California Democratic leaders have jettisoned long-time Senator Dianne Feinstein in favor of state legislator Kevin de León.
The California Democratic Party officially endorsed de León Saturday, in a move that was seen as a sign that the party was moving even further to the left, the San Jose Mercury News reported.
Feinstein, 85, is seeking her fifth full term in the Senate. She remains on the ballot in November against de León, 51. Feinstein and de Leon were the first- and second-place winners in California’s all-voter Senate primary, according to Polito. Under California election rules, the two top vote-getters in a primary race move on to a face-to-face race in the general election, regardless of party.
The Los Angeles-based de León, received 65 percent of the vote from the party’s executive board, against 7 percent for Feinstein. Feinstein’s plea that party leaders not back anyone was shown in the fact that 28 percent voted not to endorse anyone, the Los Angeles Times reported.
The request annoyed some party leaders.
“It’s strategically what you do when you know you can’t win,” said Eric Sunderland, the Democrats’ Sacramento regional director, according to the Sacramento Bee. “She knew she was not going to win. It’s a blocking maneuver.”

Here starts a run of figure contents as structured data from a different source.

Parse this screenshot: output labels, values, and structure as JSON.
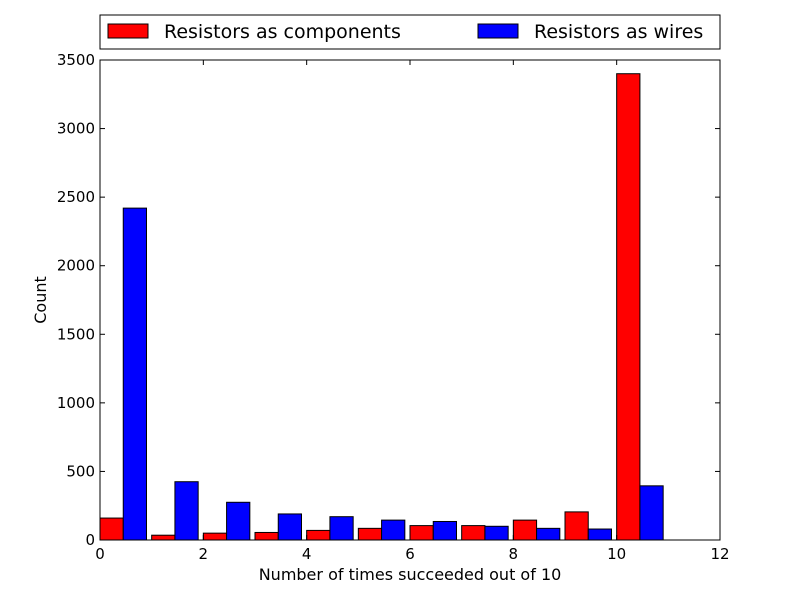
{
  "chart_data": {
    "type": "bar",
    "title": "",
    "xlabel": "Number of times succeeded out of 10",
    "ylabel": "Count",
    "xlim": [
      0,
      12
    ],
    "ylim": [
      0,
      3500
    ],
    "xticks": [
      0,
      2,
      4,
      6,
      8,
      10,
      12
    ],
    "yticks": [
      0,
      500,
      1000,
      1500,
      2000,
      2500,
      3000,
      3500
    ],
    "x": [
      0,
      1,
      2,
      3,
      4,
      5,
      6,
      7,
      8,
      9,
      10
    ],
    "bar_width": 0.45,
    "grid": false,
    "legend_position": "top",
    "series": [
      {
        "name": "Resistors as components",
        "color": "#ff0000",
        "offset": 0.0,
        "values": [
          160,
          35,
          50,
          55,
          70,
          85,
          105,
          105,
          145,
          205,
          3400
        ]
      },
      {
        "name": "Resistors as wires",
        "color": "#0000ff",
        "offset": 0.45,
        "values": [
          2420,
          425,
          275,
          190,
          170,
          145,
          135,
          100,
          85,
          80,
          395
        ]
      }
    ]
  }
}
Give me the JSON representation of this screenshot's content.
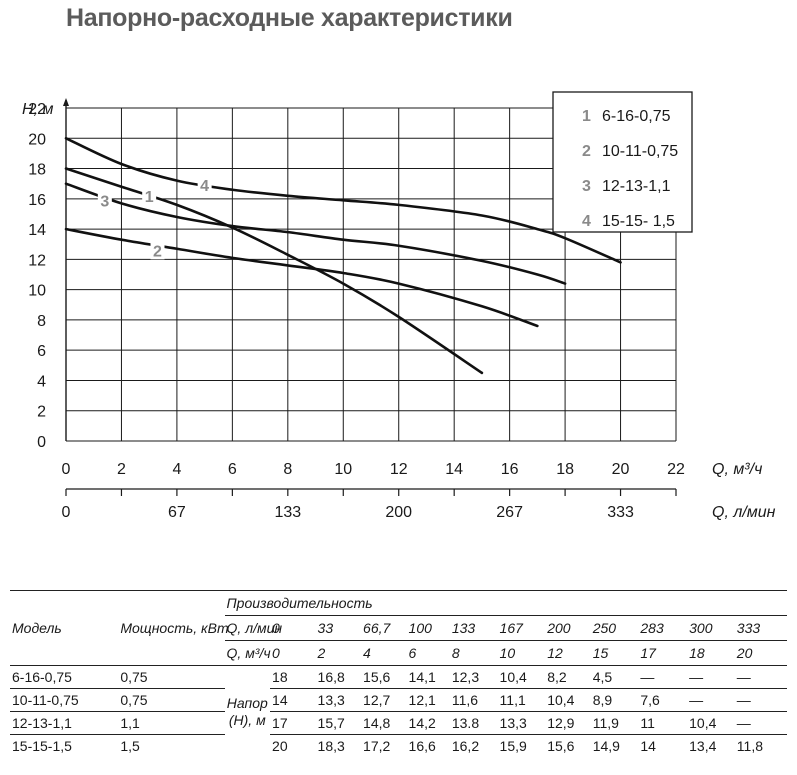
{
  "title": "Напорно-расходные характеристики",
  "chart_data": {
    "type": "line",
    "ylabel": "H, м",
    "xlabel": "Q, м³/ч",
    "x2label": "Q, л/мин",
    "xlim": [
      0,
      22
    ],
    "ylim": [
      0,
      22
    ],
    "x_ticks": [
      "0",
      "2",
      "4",
      "6",
      "8",
      "10",
      "12",
      "14",
      "16",
      "18",
      "20",
      "22"
    ],
    "y_ticks": [
      "0",
      "2",
      "4",
      "6",
      "8",
      "10",
      "12",
      "14",
      "16",
      "18",
      "20",
      "22"
    ],
    "x2_ticks": [
      {
        "x": 0,
        "label": "0"
      },
      {
        "x": 4,
        "label": "67"
      },
      {
        "x": 8,
        "label": "133"
      },
      {
        "x": 12,
        "label": "200"
      },
      {
        "x": 16,
        "label": "267"
      },
      {
        "x": 20,
        "label": "333"
      }
    ],
    "grid": true,
    "legend_position": "top-right",
    "series": [
      {
        "name": "6-16-0,75",
        "label": "1",
        "x": [
          0,
          2,
          4,
          6,
          8,
          10,
          12,
          15
        ],
        "y": [
          18,
          16.8,
          15.6,
          14.1,
          12.3,
          10.4,
          8.2,
          4.5
        ],
        "label_at": [
          3,
          16.2
        ]
      },
      {
        "name": "10-11-0,75",
        "label": "2",
        "x": [
          0,
          2,
          4,
          6,
          8,
          10,
          12,
          15,
          17
        ],
        "y": [
          14,
          13.3,
          12.7,
          12.1,
          11.6,
          11.1,
          10.4,
          8.9,
          7.6
        ],
        "label_at": [
          3.3,
          12.6
        ]
      },
      {
        "name": "12-13-1,1",
        "label": "3",
        "x": [
          0,
          2,
          4,
          6,
          8,
          10,
          12,
          15,
          17,
          18
        ],
        "y": [
          17,
          15.7,
          14.8,
          14.2,
          13.8,
          13.3,
          12.9,
          11.9,
          11,
          10.4
        ],
        "label_at": [
          1.4,
          15.9
        ]
      },
      {
        "name": "15-15- 1,5",
        "label": "4",
        "x": [
          0,
          2,
          4,
          6,
          8,
          10,
          12,
          15,
          17,
          18,
          20
        ],
        "y": [
          20,
          18.3,
          17.2,
          16.6,
          16.2,
          15.9,
          15.6,
          14.9,
          14,
          13.4,
          11.8
        ],
        "label_at": [
          5,
          16.9
        ]
      }
    ]
  },
  "table": {
    "col_model": "Модель",
    "col_power": "Мощность, кВт",
    "col_perf": "Производительность",
    "row_lpm_label": "Q, л/мин",
    "row_m3h_label": "Q, м³/ч",
    "lpm": [
      "0",
      "33",
      "66,7",
      "100",
      "133",
      "167",
      "200",
      "250",
      "283",
      "300",
      "333"
    ],
    "m3h": [
      "0",
      "2",
      "4",
      "6",
      "8",
      "10",
      "12",
      "15",
      "17",
      "18",
      "20"
    ],
    "head_label": "Напор (Н), м",
    "rows": [
      {
        "model": "6-16-0,75",
        "power": "0,75",
        "values": [
          "18",
          "16,8",
          "15,6",
          "14,1",
          "12,3",
          "10,4",
          "8,2",
          "4,5",
          "—",
          "—",
          "—"
        ]
      },
      {
        "model": "10-11-0,75",
        "power": "0,75",
        "values": [
          "14",
          "13,3",
          "12,7",
          "12,1",
          "11,6",
          "11,1",
          "10,4",
          "8,9",
          "7,6",
          "—",
          "—"
        ]
      },
      {
        "model": "12-13-1,1",
        "power": "1,1",
        "values": [
          "17",
          "15,7",
          "14,8",
          "14,2",
          "13.8",
          "13,3",
          "12,9",
          "11,9",
          "11",
          "10,4",
          "—"
        ]
      },
      {
        "model": "15-15-1,5",
        "power": "1,5",
        "values": [
          "20",
          "18,3",
          "17,2",
          "16,6",
          "16,2",
          "15,9",
          "15,6",
          "14,9",
          "14",
          "13,4",
          "11,8"
        ]
      }
    ]
  }
}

De León characterized his win as a rejection of politics as usual.
“Earning the endorsement of so many leaders and activists of the California Democratic Party isn’t just an honor and a privilege; today’s vote is a clear-eyed rejection of politics as usual in Washington, D.C.,” he said in a statement. “We have presented Californians with the first real alternative to the worn-out Washington playbook in a quarter-century.“
Winning the endorsement and the election are different matters. Last month, Feinstein won the Senate “jungle” primary with 44 percent of the vote while de León came in second at 12 percent.
However, among party leaders, de León has enjoyed stronger support. In February, at the party’s convention, he won 54 percent of the leadership’s support against 37 percent for Feinstein. California Democratic Party rules requires that the party’s nominee reach the 60 percent mark, which required a second vote this weekend.
In its reporting on de León’s win, The New York Times connected it to the victories of other left-leaning candidates who have scored upsets recently, including Alexandria Ocasio-Cortez. Cortez, a member of the Democratic Socialists of America, upset long-time New York City Democratic powerhouse Joseph Crowley in a congressional primary in June.
Feinstein’s camp, however, projected confidence that the voters at large would keep her in the Senate.
“We are confident that a large majority of California Democrats will vote to re-elect Sen. Feinstein in November,” Jeff Millman, her campaign manager, said Saturday night, according to WFMZ.
Bill Carrick, an adviser to Feinstein, said the endorsement had little meaning.
“They are trying to demonstrate that they have a pulse,” Carrick said in reference to de León’s campaign. “And that’s what it’s all about. They have no opportunity between the primary and Labor Day to get any attention. This is the only game in town. Desperate strokes for desperate folks.”
Jonathan Underland, a spokesman for de León, said the real issue was that Feinstein was no longer in tune with her party.
“They’ve struggled to capture the imagination and vision of one of the nation’s most accomplished Democratic parties,” he said.
Feinstein found herself losing popularity in her party last year when she suggested that forging a working relationship with President Donald Trump might be possible.
“It was like the 13th stroke of a clock. It just caught everybody’s attention,” California Democratic political strategist Garry South said, according to the Los Angeles Times. “The political ground has just really shifted to the left right under her feet, and I’m just not sure she gets it.”